幅広いポートフォリオ、グローバルフットプリント、高度なデジタル機能により、私たちは住みながら仕事をしているあらゆる場所の顧客とともに、ブランド、テクノロジー、才能と革新、結合されたビジネスのすべての分野で意味のある成長の機会を作成します。”
コロナウイルスの感染拡大を機に変化したワークスタイルと、アフターコロナを見据えたオフィス回帰を焦点とした取り組みのための買収です。
同じ米国といえどミシガンのハーマンミラー社とニューヨークのノル社は全く違った場所で創業しました。
ハーマンミラーとノルはよく比べられます。
よくその理由は活躍した時期とデザイナーに関係します。
両社とも1940年代から新しいモダンデザインのリリースを始め飛躍的に伸びた会社であり、代表的なデザイナーがお互い関係していることにあります。
ハーマンミラー社を代表するデザイナーと言えばイームズ夫妻ですが、もしハーマンミラー社にイームズ夫妻が行かなかったらノル社に言っていた可能性があります。
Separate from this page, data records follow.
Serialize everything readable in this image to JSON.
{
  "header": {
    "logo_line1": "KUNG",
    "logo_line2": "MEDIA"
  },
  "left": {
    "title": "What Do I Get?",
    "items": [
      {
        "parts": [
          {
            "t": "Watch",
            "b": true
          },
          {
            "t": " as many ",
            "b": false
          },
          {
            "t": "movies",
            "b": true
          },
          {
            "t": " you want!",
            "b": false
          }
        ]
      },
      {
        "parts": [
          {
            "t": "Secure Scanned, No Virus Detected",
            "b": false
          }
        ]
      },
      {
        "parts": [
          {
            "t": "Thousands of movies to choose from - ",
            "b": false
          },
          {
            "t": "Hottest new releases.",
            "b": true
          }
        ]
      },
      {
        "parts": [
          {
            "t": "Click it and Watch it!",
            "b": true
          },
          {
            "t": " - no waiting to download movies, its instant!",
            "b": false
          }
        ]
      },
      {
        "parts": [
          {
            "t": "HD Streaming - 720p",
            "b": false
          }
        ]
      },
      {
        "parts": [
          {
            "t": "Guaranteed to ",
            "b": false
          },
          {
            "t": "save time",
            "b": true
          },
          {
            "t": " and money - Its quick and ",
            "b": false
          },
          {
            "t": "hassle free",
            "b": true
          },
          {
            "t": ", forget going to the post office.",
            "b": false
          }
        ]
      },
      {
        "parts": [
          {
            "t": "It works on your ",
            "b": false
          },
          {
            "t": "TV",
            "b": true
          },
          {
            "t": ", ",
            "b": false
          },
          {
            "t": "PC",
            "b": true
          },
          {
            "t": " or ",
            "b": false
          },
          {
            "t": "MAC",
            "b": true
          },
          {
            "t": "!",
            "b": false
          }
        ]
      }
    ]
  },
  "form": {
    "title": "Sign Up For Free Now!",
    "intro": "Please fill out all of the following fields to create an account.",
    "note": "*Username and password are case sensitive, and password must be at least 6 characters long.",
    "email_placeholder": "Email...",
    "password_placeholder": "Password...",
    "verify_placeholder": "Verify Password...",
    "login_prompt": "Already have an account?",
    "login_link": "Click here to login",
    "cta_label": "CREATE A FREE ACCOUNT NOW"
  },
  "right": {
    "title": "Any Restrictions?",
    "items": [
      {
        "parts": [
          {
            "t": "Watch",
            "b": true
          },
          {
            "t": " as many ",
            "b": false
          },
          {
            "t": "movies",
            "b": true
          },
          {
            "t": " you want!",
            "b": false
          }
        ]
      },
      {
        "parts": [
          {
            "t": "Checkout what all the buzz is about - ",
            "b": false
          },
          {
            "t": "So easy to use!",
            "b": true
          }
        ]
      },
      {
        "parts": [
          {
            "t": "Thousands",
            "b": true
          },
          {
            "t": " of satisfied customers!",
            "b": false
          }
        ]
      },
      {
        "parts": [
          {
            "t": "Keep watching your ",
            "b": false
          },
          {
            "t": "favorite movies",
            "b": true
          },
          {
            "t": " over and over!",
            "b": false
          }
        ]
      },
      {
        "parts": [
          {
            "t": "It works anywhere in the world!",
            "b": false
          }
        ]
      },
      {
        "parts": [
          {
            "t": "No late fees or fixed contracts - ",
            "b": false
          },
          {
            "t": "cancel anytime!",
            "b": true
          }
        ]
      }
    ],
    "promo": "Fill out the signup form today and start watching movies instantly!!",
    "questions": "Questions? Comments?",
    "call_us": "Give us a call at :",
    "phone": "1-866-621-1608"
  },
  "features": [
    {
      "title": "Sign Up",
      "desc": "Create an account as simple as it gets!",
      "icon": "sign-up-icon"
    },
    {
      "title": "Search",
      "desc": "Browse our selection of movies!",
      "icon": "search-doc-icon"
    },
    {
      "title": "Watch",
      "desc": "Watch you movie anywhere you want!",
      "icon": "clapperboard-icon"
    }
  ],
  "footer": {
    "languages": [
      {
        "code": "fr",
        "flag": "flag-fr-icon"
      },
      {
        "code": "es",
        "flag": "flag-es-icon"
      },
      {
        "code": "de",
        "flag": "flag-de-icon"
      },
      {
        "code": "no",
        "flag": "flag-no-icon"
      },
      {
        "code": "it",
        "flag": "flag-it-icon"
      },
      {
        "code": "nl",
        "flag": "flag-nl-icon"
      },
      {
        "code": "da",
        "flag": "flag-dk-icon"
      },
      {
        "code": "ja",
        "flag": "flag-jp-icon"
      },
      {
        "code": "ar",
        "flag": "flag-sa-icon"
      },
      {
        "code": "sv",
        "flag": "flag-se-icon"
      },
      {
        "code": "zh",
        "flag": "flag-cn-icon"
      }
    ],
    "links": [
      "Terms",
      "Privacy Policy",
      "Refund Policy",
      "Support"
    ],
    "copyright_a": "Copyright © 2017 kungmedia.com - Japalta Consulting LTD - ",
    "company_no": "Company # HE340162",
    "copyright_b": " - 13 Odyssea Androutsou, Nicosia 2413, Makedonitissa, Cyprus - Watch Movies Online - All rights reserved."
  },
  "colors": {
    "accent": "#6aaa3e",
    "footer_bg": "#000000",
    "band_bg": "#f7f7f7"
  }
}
事実、イームズ夫妻はノル社からオファーもありました。
アレキサンダー・ジラードはハーマンミラー、ノルともに家具デザインを発表し、イサム・ノグチも両社から家具を発売しています。
ノル社の代表的デザイナーであるエーロ・サーリネンはチャールズ・イームズと共同して仕事をしていたこともあり、ドン・アルビンソンやハリー・ベルトイアはもともとイームズオフィスのメンバーです。
ミース・ファン・デル・ローエをノルへ導いたフローレンス・ノルはクランブルック時代にイームズやサーリネンらと交友関係があるなど、同社はデザイナーの関係が被っています。
これゆえ、モダンデザインの歴史の中で同社はよく比べられていました。
市場は価格帯も違いますし異なったアプローチをしてますが、両社ともオフィスに力を入れているのは昔から変わりません。
今後のハーマンミラー社がノルの製品をどう扱っていくのか注目が集まりそうです。